Bug 1869406

Summary: must-gather should include historical pod logs
Product: [Red Hat Storage] Red Hat OpenShift Container Storage Reporter: Josh Durgin <jdurgin>
Component: must-gatherAssignee: Pulkit Kundra <pkundra>
Status: CLOSED ERRATA QA Contact: Aviad Polak <apolak>
Severity: high Docs Contact:
Priority: medium    
Version: 4.5CC: assingh, bhubbard, ebenahar, kramdoss, muagarwa, ocs-bugs, pkundra, sabose, tdesala, tnielsen
Target Milestone: ---Keywords: Automation, Reopened
Target Release: OCS 4.7.0   
Hardware: Unspecified   
OS: Unspecified   
Whiteboard:
Fixed In Version: v4.7.0-249.ci Doc Type: No Doc Update
Doc Text:
Story Points: ---
Clone Of: Environment:
Last Closed: 2021-05-19 09:14:56 UTC Type: Bug
Regression: --- Mount Type: ---
Documentation: --- CRM:
Verified Versions: Category: ---
oVirt Team: --- RHEL 7.3 requirements from Atomic Host:
Cloudforms Team: --- Target Upstream Version:
Embargoed:
Bug Depends On: 1901134    
Bug Blocks:    

Description Josh Durgin 2020-08-17 21:18:02 UTC
If a pod is restarted, the prior logs are lost.
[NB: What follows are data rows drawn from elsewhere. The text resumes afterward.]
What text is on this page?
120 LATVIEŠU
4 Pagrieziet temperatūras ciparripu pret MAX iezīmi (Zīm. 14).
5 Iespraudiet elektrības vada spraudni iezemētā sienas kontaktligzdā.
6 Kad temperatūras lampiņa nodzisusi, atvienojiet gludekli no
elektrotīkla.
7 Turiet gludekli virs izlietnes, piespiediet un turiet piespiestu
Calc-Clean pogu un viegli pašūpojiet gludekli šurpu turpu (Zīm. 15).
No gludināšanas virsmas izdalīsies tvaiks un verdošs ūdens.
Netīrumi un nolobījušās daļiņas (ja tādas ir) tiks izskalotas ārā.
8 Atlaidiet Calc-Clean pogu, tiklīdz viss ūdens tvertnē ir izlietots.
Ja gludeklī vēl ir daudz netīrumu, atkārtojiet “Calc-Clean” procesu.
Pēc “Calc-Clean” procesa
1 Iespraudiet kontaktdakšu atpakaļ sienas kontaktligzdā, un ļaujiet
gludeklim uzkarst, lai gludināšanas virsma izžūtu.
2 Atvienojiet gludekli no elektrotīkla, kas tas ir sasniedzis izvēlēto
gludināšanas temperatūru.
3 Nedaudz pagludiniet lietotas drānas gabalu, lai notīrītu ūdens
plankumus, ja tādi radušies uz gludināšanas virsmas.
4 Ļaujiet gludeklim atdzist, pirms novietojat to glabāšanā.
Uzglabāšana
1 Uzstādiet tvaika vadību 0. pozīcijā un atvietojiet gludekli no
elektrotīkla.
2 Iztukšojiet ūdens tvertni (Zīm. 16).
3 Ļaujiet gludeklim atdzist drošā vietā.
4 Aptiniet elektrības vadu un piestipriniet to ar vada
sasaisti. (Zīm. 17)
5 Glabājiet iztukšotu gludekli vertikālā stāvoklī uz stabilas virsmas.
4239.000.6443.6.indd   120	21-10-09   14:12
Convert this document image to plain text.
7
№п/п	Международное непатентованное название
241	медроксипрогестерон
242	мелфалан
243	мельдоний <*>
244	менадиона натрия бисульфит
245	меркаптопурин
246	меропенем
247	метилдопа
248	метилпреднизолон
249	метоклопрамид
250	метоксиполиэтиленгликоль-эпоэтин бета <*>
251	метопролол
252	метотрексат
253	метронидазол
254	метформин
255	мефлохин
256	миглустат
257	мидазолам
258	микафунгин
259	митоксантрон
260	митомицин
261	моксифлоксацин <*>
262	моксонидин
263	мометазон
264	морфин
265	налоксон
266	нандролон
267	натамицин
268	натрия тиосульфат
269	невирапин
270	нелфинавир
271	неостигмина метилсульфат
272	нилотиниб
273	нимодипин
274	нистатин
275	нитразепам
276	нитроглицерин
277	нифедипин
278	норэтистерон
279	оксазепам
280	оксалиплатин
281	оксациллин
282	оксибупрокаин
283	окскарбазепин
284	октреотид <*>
In case of a crash, for example, we lose all context leading up to the crash, which is critical for debugging.

One example is here: 

http://magna002.ceph.redhat.com/ocsci-jenkins/openshift-clusters/jnk-vuf1cs33-p/jnk-vuf1cs33-p_20200815T005845/logs/failed_testcase_ocs_logs_1597456807/test_fio_workload_simple[CephBlockPool-sequential]_ocs_logs/ocs_must_gather/quay-io-rhceph-dev-ocs-must-gather-sha256-191e1a9fadc5b379104a64cc6516b8712acaf72f7c1ec31ad80263f5a3ba8128/ceph/namespaces/openshift-storage/pods/

osd.1 crashed, but the only log for it is from after the crash, when it was restarted.

Comment 2 Mudit Agarwal 2020-08-18 12:48:18 UTC
Doesn't look like a 4.5 candidate to me, moving it to 4.6. Please retarget if required.

Comment 7 Travis Nielsen 2020-10-07 20:36:42 UTC
K8s only saves one previous container after failure, so logs are only available for the one container previous to the current one. These two logs are already being collected by must-gather.

I haven't found a way to configure K8s to store more logs. It is unfortunate when a pod is crashlooping as you have found since you quickly lose the logs from the original crash.

Comment 8 Mudit Agarwal 2020-10-08 03:52:18 UTC
Doesn't look like something we can fix in OCS, can we close it as WONT_FIX? 

@karthick: In any case, shouldn't be a blocker for 4.6

Comment 9 krishnaram Karthick 2020-10-08 04:32:22 UTC
(In reply to Mudit Agarwal from comment #8)
> Doesn't look like something we can fix in OCS, can we close it as WONT_FIX? 
> 
> @karthick: In any case, shouldn't be a blocker for 4.6

Ack, removing the blocker flag for 4.6 
Thanks Travis & Pulkit for the explanation.

Comment 10 Mudit Agarwal 2020-10-08 05:21:09 UTC
Closing it as there is no good way to fix this.

Comment 11 Josh Durgin 2020-10-08 05:29:15 UTC
Re-opening as this renders the product unsupportable. It may not be easy, but there must be a way to get logs from kubernetes. Will discuss more with Travis and Sebastien.

Comment 13 Mudit Agarwal 2020-10-09 11:04:59 UTC
Moving it to 4.7 as it needs more discussion, please bring it back if we can fix it in 4.6 timeframe.

Comment 16 Travis Nielsen 2020-12-18 19:56:52 UTC
It should be under the dataDirHostPath, which for OCS should be /var/lib/rook/openshift-storage.
Note that the sidecar is not enabled by default, see Seb's PR for the setting to enable: https://github.com/rook/rook/pull/6679

Comment 18 Mudit Agarwal 2021-02-02 12:04:08 UTC
Pulkit, https://bugzilla.redhat.com/show_bug.cgi?id=1901134 is now fixed. Do we have plans to fix this one in 4.7?

Comment 26 errata-xmlrpc 2021-05-19 09:14:56 UTC
Since the problem described in this bug report should be
resolved in a recent advisory, it has been closed with a
resolution of ERRATA.

For information on the advisory (Moderate: Red Hat OpenShift Container Storage 4.7.0 security, bug fix, and enhancement update), and where to find the updated
files, follow the link below.

If the solution does not work for you, open a new bug report.

https://access.redhat.com/errata/RHSA-2021:2041